At the same time, any custom function still may be specified separately:

#[derive(GraphQLScalar)]
#[graphql(
    with = string_or_int,
    parse_token(String, i32)
)]
enum StringOrInt {
    String(String),
    Int(i32),
}

mod string_or_int {
    use super::*;

    pub(super) fn to_output<S>(v: &StringOrInt) -> Value<S>
    where
        S: ScalarValue,
    {
        match v {
            StringOrInt::String(s) => Value::scalar(s.to_owned()),
            StringOrInt::Int(i) => Value::scalar(*i),
        }
    }

    pub(super) fn from_input<S>(v: &InputValue<S>) -> Result<StringOrInt, String>
    where
        S: ScalarValue,
    {
        v.as_string_value()
            .map(|s| StringOrInt::String(s.into()))
            .or_else(|| v.as_int_value().map(StringOrInt::Int))
            .ok_or_else(|| format!("Expected `String` or `Int`, found: {v}"))
    }

    // No need in `parse_token()` function.
}

Custom ScalarValue

By default, this macro generates code, which is generic over a ScalarValue type.
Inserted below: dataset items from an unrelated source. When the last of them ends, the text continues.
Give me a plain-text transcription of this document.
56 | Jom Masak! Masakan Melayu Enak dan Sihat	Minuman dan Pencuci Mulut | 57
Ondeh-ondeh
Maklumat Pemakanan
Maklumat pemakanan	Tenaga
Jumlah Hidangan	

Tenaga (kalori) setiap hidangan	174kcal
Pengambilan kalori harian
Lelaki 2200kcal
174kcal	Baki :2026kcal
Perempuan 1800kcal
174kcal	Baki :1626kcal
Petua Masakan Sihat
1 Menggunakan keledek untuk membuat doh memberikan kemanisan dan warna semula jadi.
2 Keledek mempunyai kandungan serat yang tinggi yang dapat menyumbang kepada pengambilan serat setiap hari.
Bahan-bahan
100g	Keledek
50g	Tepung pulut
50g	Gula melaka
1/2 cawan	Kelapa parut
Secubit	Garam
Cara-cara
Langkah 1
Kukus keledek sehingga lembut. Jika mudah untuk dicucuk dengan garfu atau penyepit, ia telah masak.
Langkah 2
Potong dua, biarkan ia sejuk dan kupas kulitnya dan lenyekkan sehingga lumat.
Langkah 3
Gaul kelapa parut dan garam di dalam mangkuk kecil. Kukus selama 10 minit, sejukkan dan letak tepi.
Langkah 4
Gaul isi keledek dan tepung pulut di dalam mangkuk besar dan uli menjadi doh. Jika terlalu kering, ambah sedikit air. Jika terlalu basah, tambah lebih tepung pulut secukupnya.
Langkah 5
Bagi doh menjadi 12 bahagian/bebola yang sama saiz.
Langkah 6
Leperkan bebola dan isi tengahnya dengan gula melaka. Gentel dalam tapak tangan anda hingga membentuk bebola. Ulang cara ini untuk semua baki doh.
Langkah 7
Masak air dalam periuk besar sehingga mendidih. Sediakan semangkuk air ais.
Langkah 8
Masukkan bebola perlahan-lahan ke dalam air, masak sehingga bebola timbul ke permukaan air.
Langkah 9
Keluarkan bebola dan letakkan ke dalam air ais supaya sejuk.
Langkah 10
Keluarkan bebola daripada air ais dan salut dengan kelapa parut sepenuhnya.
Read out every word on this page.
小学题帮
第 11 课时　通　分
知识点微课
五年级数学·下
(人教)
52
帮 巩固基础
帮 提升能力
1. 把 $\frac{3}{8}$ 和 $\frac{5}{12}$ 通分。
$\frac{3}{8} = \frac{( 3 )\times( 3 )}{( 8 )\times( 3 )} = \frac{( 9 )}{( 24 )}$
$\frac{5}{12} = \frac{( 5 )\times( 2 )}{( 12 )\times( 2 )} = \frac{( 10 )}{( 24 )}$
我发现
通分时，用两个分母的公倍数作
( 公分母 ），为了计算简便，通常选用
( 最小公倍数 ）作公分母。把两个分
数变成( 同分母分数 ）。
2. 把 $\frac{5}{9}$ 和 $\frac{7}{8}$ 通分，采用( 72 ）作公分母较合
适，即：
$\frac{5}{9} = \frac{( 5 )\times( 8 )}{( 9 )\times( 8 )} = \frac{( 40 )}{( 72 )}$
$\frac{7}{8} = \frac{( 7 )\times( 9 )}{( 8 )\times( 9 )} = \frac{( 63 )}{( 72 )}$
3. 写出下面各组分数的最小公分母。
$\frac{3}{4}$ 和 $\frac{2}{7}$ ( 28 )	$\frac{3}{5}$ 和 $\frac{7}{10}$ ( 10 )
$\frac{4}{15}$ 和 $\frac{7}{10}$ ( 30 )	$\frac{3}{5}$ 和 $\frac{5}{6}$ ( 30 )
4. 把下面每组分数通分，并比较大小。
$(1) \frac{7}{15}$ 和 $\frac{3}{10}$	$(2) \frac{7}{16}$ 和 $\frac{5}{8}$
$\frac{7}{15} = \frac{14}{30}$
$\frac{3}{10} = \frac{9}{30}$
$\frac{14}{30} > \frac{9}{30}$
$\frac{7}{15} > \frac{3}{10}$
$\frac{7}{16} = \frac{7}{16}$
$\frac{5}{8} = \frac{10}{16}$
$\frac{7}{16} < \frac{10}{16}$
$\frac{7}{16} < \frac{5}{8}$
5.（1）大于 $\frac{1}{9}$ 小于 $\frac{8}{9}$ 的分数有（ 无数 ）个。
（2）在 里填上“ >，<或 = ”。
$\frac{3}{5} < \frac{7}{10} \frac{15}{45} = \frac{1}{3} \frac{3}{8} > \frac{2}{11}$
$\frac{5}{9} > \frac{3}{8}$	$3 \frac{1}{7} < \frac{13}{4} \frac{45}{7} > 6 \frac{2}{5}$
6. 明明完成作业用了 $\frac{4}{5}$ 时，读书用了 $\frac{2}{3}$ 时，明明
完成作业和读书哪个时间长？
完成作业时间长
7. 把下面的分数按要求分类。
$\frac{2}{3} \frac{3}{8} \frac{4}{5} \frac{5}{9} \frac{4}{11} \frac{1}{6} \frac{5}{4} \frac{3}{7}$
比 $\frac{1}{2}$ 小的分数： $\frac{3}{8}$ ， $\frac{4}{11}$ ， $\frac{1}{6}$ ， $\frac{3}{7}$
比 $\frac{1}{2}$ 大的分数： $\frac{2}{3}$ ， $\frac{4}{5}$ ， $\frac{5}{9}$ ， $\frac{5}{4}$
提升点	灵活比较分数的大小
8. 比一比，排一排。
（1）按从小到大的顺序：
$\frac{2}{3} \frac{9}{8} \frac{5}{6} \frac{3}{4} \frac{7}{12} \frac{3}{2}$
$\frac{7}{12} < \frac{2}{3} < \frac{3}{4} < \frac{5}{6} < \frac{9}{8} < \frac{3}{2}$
Concrete ScalarValue type may be specified via #[graphql(scalar = <type>)] attribute.

It also may be used to provide additional bounds to the ScalarValue generic, like the following: #[graphql(scalar = S: Trait)].

Additional arbitrary trait bounds

GraphQL scalar type implementation may be bound with any additional trait bounds via #[graphql(where(<bounds>))] attribute, like the following: #[graphql(where(S: Trait, Self: fmt::Debug + fmt::Display))].